И наконец наступил день, когда за кухонным столом в его новой квартире сидел Влад, по комнатам расхаживали люди Влада, а Володя сдавал деньги и в последний раз подписывал бумаги. Короткая процедура закончилась передачей Володе копии дарственной, удостоверяющей, что он, Володя дарит свою квартиру одному из роющихся сейчас в его видеокассетах амбалу. Укладывая деньги в портфель, Влад перебросил Володе пачку двадцатидолларовых: «Оставь себе на новую, так сказать, жизнь».
– Позвонить-то можно?
– Звони.
– У тебя закончилось? – спросила по телефону жена. – Может, у нас поживешь? С дочкой. Мне-то хоть квартиру оставили.
– Нет, спасибо. Я уезжаю. Поцелуй дочку.
Ехать было некуда. Стоял февраль. Темнело. Володя сидел в зале Курского вокзала, упершись глазами в рекламный щит крымской винодельческой фирмы; темно-синяя с волшебным сизым налетом виноградная кисть на фоне аляповато изображенного пейзажа с морем, горами и кипарисами.
У ног Володи стояла сумка, вместившая все, что у него было.

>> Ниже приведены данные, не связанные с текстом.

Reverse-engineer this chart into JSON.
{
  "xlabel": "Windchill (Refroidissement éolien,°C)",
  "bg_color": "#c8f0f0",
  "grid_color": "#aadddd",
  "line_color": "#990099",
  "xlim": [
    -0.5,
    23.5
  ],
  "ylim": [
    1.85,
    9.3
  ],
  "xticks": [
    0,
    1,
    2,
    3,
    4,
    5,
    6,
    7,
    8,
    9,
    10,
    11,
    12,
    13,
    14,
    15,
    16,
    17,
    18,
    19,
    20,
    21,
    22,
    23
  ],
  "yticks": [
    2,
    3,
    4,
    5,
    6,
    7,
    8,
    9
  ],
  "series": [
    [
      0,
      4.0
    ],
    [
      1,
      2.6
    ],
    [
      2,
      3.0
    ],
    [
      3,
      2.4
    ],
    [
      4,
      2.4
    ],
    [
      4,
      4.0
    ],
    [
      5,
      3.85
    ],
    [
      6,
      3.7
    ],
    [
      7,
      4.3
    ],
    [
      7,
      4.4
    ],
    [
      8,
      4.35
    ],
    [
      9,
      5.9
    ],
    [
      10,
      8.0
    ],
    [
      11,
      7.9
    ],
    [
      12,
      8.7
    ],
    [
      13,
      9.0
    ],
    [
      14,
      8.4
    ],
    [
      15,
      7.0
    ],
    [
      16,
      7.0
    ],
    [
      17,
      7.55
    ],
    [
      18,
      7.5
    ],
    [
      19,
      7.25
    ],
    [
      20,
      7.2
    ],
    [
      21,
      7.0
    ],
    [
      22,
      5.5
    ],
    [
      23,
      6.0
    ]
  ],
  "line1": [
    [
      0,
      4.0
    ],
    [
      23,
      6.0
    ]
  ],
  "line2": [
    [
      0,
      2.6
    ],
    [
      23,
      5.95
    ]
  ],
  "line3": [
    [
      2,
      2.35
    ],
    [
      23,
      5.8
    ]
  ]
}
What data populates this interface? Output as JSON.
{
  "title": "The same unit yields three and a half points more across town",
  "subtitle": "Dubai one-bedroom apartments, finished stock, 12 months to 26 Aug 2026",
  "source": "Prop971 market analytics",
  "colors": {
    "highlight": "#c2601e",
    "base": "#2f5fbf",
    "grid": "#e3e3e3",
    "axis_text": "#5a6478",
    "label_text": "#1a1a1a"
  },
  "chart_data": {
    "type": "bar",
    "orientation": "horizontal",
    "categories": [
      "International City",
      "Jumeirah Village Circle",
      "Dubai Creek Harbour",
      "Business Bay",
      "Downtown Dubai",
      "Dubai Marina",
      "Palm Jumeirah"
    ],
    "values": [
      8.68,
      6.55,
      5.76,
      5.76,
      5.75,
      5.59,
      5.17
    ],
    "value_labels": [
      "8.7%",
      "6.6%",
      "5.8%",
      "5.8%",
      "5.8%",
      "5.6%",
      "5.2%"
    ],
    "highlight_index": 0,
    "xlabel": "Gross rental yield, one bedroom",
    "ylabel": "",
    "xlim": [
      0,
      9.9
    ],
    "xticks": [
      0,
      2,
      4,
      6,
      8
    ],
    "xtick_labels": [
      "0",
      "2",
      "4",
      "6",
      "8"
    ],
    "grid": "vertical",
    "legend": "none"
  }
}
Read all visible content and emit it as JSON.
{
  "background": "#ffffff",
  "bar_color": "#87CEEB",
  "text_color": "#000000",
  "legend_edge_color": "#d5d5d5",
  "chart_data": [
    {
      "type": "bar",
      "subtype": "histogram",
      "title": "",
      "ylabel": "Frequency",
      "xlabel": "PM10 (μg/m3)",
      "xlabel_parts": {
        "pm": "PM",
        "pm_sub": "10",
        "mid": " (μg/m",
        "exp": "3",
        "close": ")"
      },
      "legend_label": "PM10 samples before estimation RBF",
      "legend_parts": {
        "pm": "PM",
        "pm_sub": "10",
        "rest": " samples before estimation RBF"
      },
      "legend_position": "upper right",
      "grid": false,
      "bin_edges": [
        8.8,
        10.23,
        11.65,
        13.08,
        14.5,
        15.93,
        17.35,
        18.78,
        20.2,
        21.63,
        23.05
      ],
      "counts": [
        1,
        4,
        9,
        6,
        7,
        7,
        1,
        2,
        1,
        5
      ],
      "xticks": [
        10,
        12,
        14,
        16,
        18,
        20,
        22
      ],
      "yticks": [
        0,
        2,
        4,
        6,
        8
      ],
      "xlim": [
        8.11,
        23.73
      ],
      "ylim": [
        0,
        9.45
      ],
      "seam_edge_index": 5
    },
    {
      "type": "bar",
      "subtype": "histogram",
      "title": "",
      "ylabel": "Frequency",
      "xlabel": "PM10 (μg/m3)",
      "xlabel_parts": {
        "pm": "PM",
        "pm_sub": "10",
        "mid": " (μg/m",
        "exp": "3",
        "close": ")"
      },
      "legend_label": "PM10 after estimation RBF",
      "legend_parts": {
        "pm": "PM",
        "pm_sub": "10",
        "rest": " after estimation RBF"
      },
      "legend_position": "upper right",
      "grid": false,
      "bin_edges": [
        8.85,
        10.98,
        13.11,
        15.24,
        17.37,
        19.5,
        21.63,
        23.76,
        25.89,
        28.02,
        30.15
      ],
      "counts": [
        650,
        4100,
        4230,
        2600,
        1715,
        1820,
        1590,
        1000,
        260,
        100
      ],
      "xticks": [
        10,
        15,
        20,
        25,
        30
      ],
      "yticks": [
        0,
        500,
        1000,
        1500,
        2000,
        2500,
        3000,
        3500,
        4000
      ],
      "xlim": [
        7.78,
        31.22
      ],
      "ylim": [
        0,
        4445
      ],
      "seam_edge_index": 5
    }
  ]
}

Сорокалетний бомж. На дне сумки в пакете с бельем лежал утаенный ком долларов. Ком этот ощущался Володей чем-то отдельным от него. Хирургический мусор. Володя понимал, что это решающий момент в его жизни и что он, соответственно, должен сейчас принять судьбоносное решение. Но сил думать не было.
Ночью в севастопольском поезде ему снилась виноградная кисть с рекламного щита, она ложилась в ладонь прохладной тяжестью звездной ночи, и Володя боялся шевельнуть пальцем, ощущая под нежной кожицей разбухших икринок кровотоки неведомой ему жизни. Одновременно от тяжести виноградной кисти исходила успокаивающая сила, как от утомленной женщины, устроившей потяжелевшую голову на Володином плече и греющей сонным дыханием его ключицу и шею. Во сне ему было хорошо.